Parents will learn how to foster individuality in any and all children, whether twins or singletons; pre-pubescent girls will appreciate how identity comes from within; scholars will become acquainted with the humanistic side of multiple births; and any avid reader of lyrical prose won’t put this book down for long.

 

But, as a child, I twin-acted, a traitor to my twin self, hating it and everything for which it stood.  That unseparated self carved its own cavity within me.  She defined me.  Without her, I was nothing.  Less than nothing.  An unnamed, untraceable grifter without a past.  Composed of two selves, one on either side of an impassable dividing line, I could barely endure the staple of incompleteness without which I’d never lived.  I could fight it—and my sister—as I did for years, but to extricate myself from Addie, or Addie from myself, launched a self-defeating civil war.  If I won, I’d still lose.  And if I didn’t do a thing, I just might disappear.  I could barely hold firm to my own name; copyright protection didn’t apply to likefaced products like twins.  Twinism was the infringement and, extant in the public domain, we had no rights.  Our commercial value was in what we were, not what I was, not what she was.
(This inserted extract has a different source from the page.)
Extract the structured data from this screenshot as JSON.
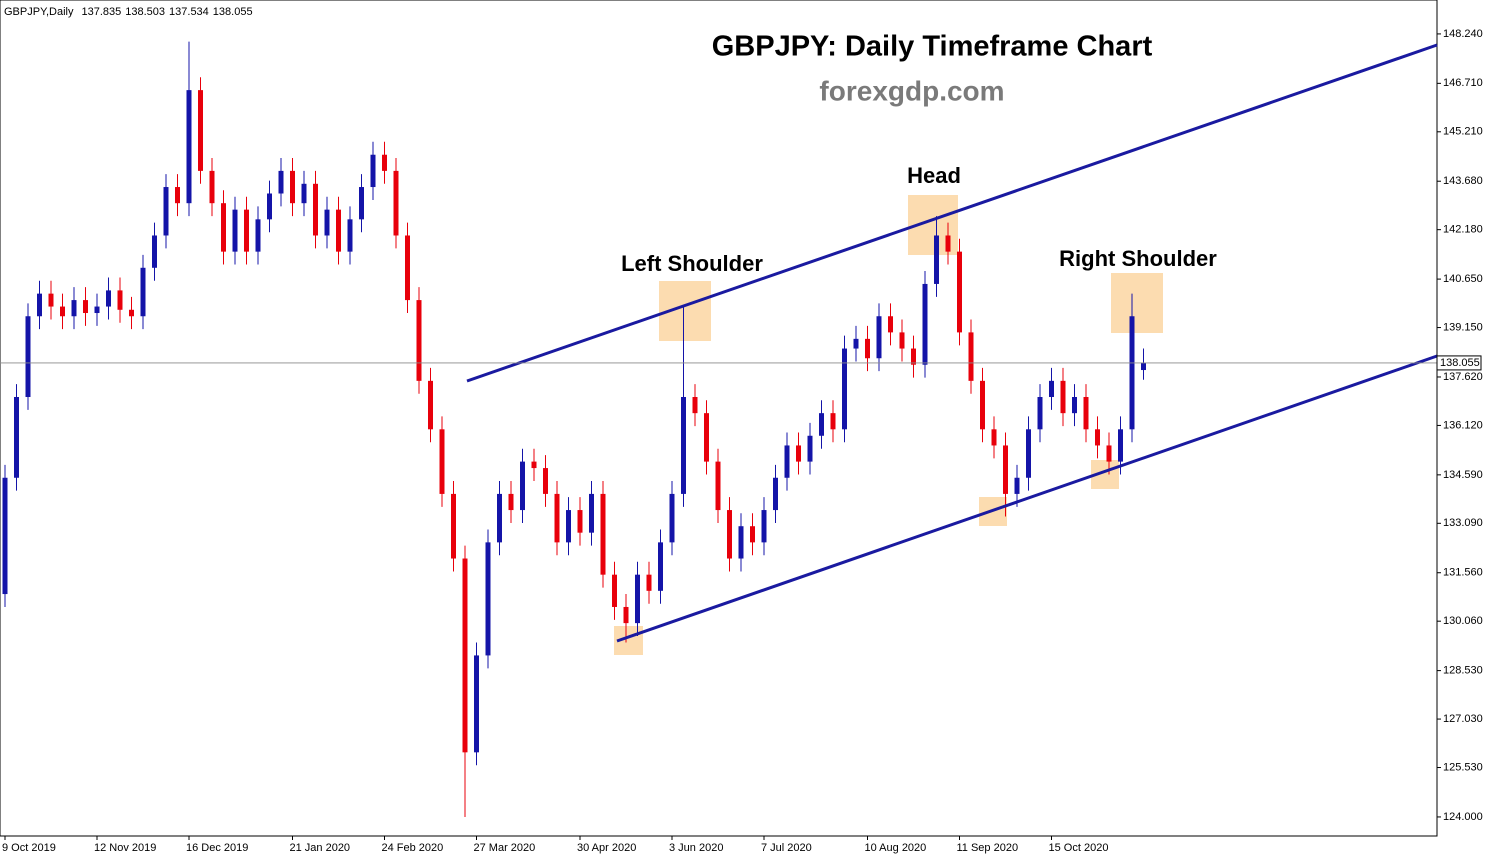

And so, without it, without her, I didn’t exist, my birth as a twin having revoked my license to an individual life.  My only life was a shared one.  Despite the beauty of an intimacy few people will ever know, crowd suggestibility aimed to squash me from sight, and a world parabalized us by our very nature, pushing me to wage a battle deep inside myself, where the I I’d never known might be.  Hidden from view, I harbored little good will for the twin, and consequently, for my sister.  I had to move away from her, on my terms, to hear my own voice, discover my own footprint, realize my own name.  I had to leave her to truly appreciate her.